Neuronal ion channels are key targets of general anaesthetics and alcohol, and binding of these drugs to pre-existing and relatively specific sites is thought to alter channel gating. However, the underlying molecular mechanisms of this action are still poorly understood. Here, we investigated the neuronal Shaw2 voltage-gated K⁺ (K_v) channel to ask whether the inhalational anaesthetic halothane and n-alcohols share a binding site near the activation gate of the channel.

Experimental approach:

Focusing on activation gate mutations that affect channel modulation by n-alcohols, we investigated n-alcohol-sensitive and n-alcohol-resistant K_v channels heterologously expressed in Xenopus oocytes to probe the functional modulation by externally applied halothane using two-electrode voltage clamping and a gas-tight perfusion system.

Key results:

Shaw2 K_v channels are reversibly inhibited by halothane in a dose-dependent and saturable manner (K_0.5= 400 µM; n_H= 1.2).
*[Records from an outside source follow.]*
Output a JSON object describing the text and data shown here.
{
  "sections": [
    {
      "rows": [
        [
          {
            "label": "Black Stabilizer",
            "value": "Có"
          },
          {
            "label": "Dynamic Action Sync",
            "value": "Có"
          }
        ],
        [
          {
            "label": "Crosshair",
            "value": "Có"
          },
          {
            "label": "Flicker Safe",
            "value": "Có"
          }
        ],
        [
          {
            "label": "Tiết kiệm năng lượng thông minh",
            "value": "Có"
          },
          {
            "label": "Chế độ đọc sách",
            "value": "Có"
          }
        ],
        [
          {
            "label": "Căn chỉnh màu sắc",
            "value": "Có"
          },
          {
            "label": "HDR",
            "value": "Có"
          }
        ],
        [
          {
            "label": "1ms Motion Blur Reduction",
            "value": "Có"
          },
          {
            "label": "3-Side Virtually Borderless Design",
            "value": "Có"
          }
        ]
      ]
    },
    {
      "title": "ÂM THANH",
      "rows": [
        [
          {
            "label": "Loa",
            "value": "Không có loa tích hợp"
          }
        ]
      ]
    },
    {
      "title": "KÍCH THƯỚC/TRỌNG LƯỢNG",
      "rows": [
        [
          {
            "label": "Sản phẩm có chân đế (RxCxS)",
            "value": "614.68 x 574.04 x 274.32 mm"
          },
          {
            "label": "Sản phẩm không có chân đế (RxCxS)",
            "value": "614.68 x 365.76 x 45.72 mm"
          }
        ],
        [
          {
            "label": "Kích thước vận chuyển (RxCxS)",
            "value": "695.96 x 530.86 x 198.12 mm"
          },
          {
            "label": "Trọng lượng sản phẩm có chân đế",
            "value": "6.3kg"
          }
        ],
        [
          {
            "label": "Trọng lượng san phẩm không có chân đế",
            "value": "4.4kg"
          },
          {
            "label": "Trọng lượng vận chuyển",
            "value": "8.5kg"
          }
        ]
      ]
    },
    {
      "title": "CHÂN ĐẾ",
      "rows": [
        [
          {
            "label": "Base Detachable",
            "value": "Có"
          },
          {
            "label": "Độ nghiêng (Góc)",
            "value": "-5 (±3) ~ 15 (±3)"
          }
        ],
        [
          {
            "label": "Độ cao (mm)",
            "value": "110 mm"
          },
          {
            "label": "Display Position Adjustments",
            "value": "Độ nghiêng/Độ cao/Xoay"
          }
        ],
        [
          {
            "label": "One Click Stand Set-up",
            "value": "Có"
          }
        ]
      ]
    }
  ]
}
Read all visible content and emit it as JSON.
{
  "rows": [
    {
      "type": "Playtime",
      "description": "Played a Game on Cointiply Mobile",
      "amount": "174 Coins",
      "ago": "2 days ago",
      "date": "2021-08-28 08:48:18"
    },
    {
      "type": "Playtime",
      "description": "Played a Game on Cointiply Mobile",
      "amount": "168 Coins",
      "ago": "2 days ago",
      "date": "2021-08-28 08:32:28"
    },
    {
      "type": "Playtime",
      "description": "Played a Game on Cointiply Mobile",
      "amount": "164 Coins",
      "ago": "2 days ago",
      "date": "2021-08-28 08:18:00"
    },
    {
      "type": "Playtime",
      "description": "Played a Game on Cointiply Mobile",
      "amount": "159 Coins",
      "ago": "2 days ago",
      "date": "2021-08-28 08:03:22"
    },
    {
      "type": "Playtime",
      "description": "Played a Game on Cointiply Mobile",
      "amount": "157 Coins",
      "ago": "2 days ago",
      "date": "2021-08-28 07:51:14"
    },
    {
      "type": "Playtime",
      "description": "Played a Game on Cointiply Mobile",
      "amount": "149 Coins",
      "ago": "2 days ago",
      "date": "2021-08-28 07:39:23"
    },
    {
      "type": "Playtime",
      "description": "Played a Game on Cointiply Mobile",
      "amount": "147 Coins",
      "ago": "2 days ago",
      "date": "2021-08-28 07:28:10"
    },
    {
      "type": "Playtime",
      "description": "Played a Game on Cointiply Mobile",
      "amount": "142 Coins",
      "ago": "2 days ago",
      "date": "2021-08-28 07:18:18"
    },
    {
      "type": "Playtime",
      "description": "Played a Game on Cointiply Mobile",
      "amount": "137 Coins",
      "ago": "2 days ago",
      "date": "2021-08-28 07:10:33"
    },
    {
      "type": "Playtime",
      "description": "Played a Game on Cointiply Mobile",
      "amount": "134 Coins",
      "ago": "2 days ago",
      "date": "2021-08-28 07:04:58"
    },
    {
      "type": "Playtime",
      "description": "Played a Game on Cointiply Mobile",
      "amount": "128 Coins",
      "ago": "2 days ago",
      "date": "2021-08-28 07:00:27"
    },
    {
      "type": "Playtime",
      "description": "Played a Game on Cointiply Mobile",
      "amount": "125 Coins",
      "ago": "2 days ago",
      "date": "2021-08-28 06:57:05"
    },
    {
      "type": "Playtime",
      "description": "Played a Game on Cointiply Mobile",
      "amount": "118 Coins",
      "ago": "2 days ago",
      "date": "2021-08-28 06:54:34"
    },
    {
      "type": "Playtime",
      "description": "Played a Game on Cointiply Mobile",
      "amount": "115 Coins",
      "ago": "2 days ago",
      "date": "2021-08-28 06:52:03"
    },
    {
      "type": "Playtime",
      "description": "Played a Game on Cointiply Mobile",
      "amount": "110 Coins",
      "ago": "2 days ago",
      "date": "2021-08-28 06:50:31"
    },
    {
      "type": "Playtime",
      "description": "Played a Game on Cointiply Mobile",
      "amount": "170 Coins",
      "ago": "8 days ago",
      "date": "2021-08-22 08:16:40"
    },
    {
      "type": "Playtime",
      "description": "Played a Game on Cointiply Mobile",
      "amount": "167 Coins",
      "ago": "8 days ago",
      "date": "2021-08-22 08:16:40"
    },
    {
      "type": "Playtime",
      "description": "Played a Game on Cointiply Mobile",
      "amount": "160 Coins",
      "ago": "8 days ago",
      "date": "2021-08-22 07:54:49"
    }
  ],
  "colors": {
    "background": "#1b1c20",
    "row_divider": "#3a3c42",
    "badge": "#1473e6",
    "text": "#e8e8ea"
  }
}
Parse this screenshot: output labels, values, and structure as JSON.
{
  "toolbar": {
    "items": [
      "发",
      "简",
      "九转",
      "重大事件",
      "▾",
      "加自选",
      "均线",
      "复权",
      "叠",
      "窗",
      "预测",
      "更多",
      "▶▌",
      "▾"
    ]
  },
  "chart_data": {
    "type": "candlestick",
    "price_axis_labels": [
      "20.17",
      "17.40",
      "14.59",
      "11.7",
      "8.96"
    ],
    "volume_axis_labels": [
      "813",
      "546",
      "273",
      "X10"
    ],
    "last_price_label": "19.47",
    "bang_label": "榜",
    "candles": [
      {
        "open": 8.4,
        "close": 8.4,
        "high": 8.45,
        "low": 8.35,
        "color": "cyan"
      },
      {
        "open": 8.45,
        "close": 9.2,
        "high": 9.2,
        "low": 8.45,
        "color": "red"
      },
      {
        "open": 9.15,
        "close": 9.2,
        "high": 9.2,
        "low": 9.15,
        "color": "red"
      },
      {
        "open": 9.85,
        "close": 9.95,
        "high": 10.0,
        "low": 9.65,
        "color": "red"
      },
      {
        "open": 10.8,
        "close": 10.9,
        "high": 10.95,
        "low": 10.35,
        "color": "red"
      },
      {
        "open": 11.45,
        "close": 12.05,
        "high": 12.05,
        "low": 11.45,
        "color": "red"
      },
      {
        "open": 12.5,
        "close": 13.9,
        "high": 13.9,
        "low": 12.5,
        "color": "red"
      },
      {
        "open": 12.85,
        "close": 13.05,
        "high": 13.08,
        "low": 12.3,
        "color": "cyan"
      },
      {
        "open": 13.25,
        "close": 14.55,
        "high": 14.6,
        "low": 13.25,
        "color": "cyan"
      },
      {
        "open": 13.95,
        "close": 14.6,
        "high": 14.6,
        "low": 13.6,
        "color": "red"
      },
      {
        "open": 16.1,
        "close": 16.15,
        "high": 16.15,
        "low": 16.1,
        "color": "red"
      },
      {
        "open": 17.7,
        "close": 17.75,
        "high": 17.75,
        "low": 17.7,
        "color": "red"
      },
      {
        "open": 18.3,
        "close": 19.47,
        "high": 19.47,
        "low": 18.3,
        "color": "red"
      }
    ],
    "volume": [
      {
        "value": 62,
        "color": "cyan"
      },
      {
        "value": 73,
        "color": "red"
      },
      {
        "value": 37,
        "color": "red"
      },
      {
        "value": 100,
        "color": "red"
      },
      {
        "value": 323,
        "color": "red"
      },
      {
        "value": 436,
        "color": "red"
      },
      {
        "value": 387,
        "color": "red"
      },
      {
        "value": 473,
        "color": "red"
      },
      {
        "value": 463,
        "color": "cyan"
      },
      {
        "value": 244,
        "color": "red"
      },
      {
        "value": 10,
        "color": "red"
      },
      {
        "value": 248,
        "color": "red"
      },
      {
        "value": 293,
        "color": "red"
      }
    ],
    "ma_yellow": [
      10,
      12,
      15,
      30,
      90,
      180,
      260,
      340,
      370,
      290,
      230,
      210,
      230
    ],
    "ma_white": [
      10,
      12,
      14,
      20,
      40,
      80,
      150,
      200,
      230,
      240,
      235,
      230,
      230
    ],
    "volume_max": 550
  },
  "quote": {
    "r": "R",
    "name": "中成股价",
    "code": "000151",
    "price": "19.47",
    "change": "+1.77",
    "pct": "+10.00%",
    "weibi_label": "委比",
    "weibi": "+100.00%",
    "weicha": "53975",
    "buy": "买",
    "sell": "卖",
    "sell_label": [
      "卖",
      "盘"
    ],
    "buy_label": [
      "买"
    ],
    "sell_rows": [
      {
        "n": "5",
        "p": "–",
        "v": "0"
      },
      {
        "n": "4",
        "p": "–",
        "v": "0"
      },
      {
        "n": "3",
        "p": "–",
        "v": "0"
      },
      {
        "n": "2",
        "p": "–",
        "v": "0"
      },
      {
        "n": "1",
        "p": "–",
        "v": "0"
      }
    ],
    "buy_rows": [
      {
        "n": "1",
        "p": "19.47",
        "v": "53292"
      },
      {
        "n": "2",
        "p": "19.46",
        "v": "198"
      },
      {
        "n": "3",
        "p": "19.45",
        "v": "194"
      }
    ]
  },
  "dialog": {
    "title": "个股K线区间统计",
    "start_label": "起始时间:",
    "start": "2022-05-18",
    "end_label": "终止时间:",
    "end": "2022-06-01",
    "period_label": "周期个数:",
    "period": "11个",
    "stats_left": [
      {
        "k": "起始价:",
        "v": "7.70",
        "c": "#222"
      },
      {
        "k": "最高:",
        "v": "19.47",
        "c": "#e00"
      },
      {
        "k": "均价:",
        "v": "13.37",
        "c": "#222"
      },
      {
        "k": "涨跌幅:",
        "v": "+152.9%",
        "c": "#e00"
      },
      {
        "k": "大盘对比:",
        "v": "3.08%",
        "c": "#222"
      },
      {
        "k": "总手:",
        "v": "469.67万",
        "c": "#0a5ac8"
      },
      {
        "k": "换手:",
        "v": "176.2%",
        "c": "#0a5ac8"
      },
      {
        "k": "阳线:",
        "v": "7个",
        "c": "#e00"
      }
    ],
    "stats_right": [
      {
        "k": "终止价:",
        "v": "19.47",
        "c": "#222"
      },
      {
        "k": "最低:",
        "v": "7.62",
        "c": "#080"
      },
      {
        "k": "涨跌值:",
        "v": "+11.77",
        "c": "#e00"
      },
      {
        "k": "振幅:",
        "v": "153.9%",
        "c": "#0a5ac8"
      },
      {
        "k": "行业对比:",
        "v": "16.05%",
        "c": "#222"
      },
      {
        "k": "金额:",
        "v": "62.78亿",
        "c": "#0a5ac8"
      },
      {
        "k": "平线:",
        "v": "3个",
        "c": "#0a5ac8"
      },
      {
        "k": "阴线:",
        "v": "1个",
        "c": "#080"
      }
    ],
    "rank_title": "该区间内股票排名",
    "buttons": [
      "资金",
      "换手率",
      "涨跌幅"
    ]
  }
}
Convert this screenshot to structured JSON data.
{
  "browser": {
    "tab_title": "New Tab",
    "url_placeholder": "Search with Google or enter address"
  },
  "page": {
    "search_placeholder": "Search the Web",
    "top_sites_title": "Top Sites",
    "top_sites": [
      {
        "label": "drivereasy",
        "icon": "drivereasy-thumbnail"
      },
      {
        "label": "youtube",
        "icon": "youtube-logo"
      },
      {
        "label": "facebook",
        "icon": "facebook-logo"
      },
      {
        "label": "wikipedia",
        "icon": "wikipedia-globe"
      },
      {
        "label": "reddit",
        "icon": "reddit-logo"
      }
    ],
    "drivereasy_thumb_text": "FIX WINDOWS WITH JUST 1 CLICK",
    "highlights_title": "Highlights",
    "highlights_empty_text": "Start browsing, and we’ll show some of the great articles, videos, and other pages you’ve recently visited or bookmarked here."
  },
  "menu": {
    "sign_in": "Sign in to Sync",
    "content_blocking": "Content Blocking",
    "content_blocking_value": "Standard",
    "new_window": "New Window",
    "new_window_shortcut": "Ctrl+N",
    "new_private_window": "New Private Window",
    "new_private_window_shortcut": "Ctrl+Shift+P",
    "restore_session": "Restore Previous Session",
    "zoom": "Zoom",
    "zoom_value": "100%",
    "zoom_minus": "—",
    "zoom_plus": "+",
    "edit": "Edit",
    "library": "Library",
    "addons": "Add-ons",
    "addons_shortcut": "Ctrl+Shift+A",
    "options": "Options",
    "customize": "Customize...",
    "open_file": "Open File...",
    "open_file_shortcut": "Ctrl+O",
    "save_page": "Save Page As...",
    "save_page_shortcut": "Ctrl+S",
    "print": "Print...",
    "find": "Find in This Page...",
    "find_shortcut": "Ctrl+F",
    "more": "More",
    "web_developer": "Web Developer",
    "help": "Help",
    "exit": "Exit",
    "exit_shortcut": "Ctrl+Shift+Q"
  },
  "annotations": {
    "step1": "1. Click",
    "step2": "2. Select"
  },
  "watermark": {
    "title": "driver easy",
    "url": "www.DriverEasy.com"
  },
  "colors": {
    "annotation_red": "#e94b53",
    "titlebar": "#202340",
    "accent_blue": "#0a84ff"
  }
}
Also, discrete mutations in the channel''s S4S5 linker are sufficient to reduce or confer inhibition by halothane (Shaw2-T330L and K_v3.4-G371I/T378A respectively). Furthermore, a point mutation in the S6 segment of Shaw2 (P410A) converted the halothane-induced inhibition into halothane-induced potentiation. Lastly, the inhibition resulting from the co-application of n-butanol and halothane is consistent with the presence of overlapping binding sites for these drugs and weak binding cooperativity.

Conclusions and implications:

These observations strongly support a molecular model of a general anaesthetic binding site in the Shaw2 K_v channel. This site may involve the amphiphilic interface between the S4S5 linker and the S6 segment, which plays a pivotal role in K_v channel activation.